See this question: Analyzing Likert scales
Agresti does a lot of this ordinal data analysis (e.g., "Analysis of Ordinal Categorical Data").
For your particular problem, I would suggest looking at three methods: multiple hypothesis testing http://en.wikipedia.org/wiki/Multiple_comparisons, mixed effects models http://en.wikipedia.org/wiki/Mixed_model package lme4
function lmer()
in R, and cumulative link mixed models http://cran.r-project.org/web/packages/ordinal/vignettes/clmm2_tutorial.pdf package ordinal
function clmm()
in R.
In general, I wouldn't recommend doing traditional multiple testing since that assumes the data is ratio (rather than ordinal like you have). If you want to make that assumption though, you can just test to see which questions have an average response different from to the center of the Lickert scale, and then use a correction to take into account the fact that you did 9+6+7+2+4+2 tests.
For the mixed effects models use random effects, and
treat each group of questions separately ("utility of the program", etc.). Treat each question as a random effect (there is a population of possible questions you could have chosen, and you happened to pick these 9 questions about utility), and treat the respondent as a random effect (there is a population of possible people who you want to gather opinions about, and you happened to sample this group).
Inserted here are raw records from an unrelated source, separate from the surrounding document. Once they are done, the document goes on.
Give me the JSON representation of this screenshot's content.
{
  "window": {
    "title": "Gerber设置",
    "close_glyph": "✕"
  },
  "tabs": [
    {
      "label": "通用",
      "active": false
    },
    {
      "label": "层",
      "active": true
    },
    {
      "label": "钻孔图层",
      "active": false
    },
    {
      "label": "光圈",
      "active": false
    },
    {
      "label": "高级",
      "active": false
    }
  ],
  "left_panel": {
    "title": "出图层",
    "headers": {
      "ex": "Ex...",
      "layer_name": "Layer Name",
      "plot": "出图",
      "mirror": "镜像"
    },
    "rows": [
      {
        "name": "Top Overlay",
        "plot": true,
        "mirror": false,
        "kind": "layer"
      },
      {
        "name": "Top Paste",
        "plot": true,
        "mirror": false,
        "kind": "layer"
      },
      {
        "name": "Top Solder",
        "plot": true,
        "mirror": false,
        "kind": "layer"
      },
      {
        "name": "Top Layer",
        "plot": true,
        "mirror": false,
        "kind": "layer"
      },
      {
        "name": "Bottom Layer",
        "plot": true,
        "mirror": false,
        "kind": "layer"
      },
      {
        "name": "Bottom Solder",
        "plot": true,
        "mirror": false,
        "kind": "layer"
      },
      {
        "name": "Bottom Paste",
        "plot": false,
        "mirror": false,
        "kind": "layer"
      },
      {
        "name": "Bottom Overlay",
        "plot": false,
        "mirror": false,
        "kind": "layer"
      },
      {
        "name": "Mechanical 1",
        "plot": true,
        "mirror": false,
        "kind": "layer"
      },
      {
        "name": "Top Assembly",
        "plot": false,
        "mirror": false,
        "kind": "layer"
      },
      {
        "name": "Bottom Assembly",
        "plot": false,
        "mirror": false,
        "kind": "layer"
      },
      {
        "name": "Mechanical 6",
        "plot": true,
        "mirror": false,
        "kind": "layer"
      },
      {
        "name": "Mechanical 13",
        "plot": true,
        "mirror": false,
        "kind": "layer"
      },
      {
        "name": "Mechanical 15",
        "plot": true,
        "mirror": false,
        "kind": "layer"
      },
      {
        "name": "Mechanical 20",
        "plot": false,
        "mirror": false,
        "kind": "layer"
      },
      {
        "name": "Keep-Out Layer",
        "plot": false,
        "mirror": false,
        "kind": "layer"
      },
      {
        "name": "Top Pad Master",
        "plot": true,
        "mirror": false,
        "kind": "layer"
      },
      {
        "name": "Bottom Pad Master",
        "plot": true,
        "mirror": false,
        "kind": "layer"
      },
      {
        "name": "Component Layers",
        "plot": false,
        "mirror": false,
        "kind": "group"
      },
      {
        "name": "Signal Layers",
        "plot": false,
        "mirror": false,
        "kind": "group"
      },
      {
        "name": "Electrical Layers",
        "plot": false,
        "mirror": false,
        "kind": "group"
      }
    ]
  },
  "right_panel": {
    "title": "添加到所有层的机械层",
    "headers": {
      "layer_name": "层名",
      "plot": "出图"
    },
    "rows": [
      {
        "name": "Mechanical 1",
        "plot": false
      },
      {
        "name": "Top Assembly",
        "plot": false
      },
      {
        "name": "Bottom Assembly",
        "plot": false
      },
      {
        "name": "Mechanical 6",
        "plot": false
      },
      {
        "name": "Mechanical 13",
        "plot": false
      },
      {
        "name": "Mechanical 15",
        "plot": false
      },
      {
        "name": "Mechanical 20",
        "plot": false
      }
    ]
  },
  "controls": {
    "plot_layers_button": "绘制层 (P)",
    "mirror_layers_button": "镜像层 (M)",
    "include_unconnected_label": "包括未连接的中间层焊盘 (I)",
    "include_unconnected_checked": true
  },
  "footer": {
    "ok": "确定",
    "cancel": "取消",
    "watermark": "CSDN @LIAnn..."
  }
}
Hence, the model is $y_{ij}=\mu + a_i + b_j + e_{ij}$ where $y_{ij}$ is the response of person $i$ to question $j$, $a_i$ is the random effect due to person $i$ (you have 16 people), $b_j$ is the random effect due to question $j$ (you have 9 questions in the group "utility"), and $e_{ij}$ is the error of how much person $i$'s response to question $j$ differed from the model.
Using the lme4
package, you can estimate $\mu$ and test if it is significantly different from the center of the Likert scale.
Using the ordinal
package, you can do this more carefully taking into account that your data is ordinal instead of ratio, but you lose some of the interpretability of the linear mixed effects model.
Those packages use a sort of funny notation. Suppose your data is in a dataframe called dat
with columns response
, question
, person
. Then you can implement this as follows:
require(lme4)
lmer(response ~ 1 + (1 | question) + (1 | person), data=dat)
require(ordinal)
clmm(ordered(response) ~ 1 + (1 | question) + (1 | person), data=dat)
First thing: If you are going to somehow average or combine responses to multiple questions, you are assuming that answers to all questions all measure the same underlying latent (underlying) variable (e.g., in this case, potentially "user's satisfaction of new web interface"). If these answers to these questions are not all related (e.g., does a person's answer to one question predict their answer to the other questions?), then you cannot combine them.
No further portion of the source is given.